Les tiges sont solitaires ou regroupées en petits amas de quelques têtes, sphériques à sommet aplati, et dépassent rarement 3 cm de diamètre en habitat. Les plantes cultivées sur porte-greffe rapide grossissent vite ; les plantes issues de semis restent bien en dessous de 2 cm pendant des années avant de s’approcher de la taille sauvage. Le corps visible forme un disque de tubercules fins portant des aréoles fortement allongées, garnies d’épines pectinées à leur extrémité ; il n’y a pas d’épines centrales, et l’aspect général est celui d’un tapis pectiné affleurant le substrat.

Sous le disque, une racine pivotante tubéreuse dépasse souvent en masse la tige visible. La fleur s’élève sur un tube floral inhabituellement long, issu d’une aisselle proche du sommet : rose, en forme de crocus, infundibuliforme, souvent plus large que la plante elle-même. Cette proportion fleur-corps constitue la signature visuelle qui distingue M. bertholdii de toute mammillaria en dehors du groupe Saboae.

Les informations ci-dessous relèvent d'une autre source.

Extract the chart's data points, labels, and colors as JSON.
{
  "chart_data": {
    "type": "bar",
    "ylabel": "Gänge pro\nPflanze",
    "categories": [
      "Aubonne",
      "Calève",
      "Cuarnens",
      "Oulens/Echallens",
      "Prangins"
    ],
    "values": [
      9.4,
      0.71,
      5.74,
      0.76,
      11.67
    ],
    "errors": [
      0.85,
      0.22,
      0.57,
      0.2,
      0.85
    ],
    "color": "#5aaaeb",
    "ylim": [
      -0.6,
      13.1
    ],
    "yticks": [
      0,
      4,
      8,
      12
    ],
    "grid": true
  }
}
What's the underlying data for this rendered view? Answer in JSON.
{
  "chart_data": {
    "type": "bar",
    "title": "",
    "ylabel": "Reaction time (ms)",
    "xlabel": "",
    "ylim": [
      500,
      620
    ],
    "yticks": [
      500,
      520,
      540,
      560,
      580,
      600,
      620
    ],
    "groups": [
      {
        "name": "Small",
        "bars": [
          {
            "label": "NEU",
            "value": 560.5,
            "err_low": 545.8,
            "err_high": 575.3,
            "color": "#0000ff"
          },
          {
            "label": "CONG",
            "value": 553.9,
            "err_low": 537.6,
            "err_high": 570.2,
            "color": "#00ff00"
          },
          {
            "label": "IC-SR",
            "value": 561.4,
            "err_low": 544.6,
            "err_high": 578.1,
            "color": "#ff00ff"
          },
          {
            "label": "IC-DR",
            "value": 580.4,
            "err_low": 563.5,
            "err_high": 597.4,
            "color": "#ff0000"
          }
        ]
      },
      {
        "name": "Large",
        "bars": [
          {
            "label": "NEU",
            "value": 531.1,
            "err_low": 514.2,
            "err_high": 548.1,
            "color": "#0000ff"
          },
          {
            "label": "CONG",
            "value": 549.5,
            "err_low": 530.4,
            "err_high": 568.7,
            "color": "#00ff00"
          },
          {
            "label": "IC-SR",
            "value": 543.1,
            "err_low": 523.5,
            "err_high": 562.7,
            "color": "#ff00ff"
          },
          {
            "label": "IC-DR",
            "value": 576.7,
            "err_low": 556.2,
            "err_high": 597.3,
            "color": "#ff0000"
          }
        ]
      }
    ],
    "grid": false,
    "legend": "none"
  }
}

Le fruit est cryptocarpe, retenu à l’intérieur de la tige où les graines mûrissent pendant des années ; elles n’émergent que lorsque le tissu se fend. Les aréoles de cette espèce évoquent davantage celles de Mammillaria pectinifera que celles d’une mammillaria typique, ce qui explique en grande partie pourquoi les deux espèces sont si souvent confondues chez les amateurs.

Détail de la localité

Les deux localités publiées se trouvent dans le sud d’Oaxaca, sur le versant méridional de la Sierra Sur. Comme l’espèce est confinée à de petites populations de colline et suscite déjà l’intérêt des braconniers, les coordonnées ci-dessous sont des centroïdes régionaux publiés plutôt que des relevés GPS précis.

Carte de localisationCliquez sur les repères pour plus de détails
LOCALITÉ TYPEDEUXIÈME LOCALITÉ
Aire connue ~10 km² · 2 localités publiées · Coordonnées présentées sous forme de centroïdes régionaux pour limiter la pression du braconnage

Soins et culture de Mammillaria bertholdii

Presque toutes les plantes proposées à la vente arrivent greffées sur un porte-greffe rapide. Les notes ci-dessous couvrent à la fois la culture greffée et non greffée, car les deux groupes rencontrent des problèmes différents : les plantes greffées s’effondrent en hiver lorsque le porte-greffe se déshydrate en intérieur ; les plantes non greffées s’effondrent dès que la racine pivotante tubéreuse rencontre de l’eau stagnante.

Substrat

Reproduisez l’habitat en puits rocheux de schiste de la Sierra Sur de Oaxaca avec un mélange à dominante minérale : 40 pour cent de pierre ponce, 15 pour cent de roche de lave, 5 pour cent de zéolite, 30 pour cent de gravillon de granite, pas d’éclat de calcaire, et 10 pour cent de lombricompost. La fraction de lave constitue l’agrégat structurel de drainage ; la zéolite assure l’échange cationique et la régulation du pH au fil du cycle d’arrosage. L’éclat de calcaire est absent parce que le substrat natif est du schiste, non du karst, et en ajouter déplacerait le pH loin du contexte naturel sans aucun bénéfice. La racine pivotante tubéreuse pourrit rapidement dans tout mélange qui retient l’humidité, le mélange final doit donc sécher en profondeur en un jour ou deux après l’arrosage, même à l’ombre.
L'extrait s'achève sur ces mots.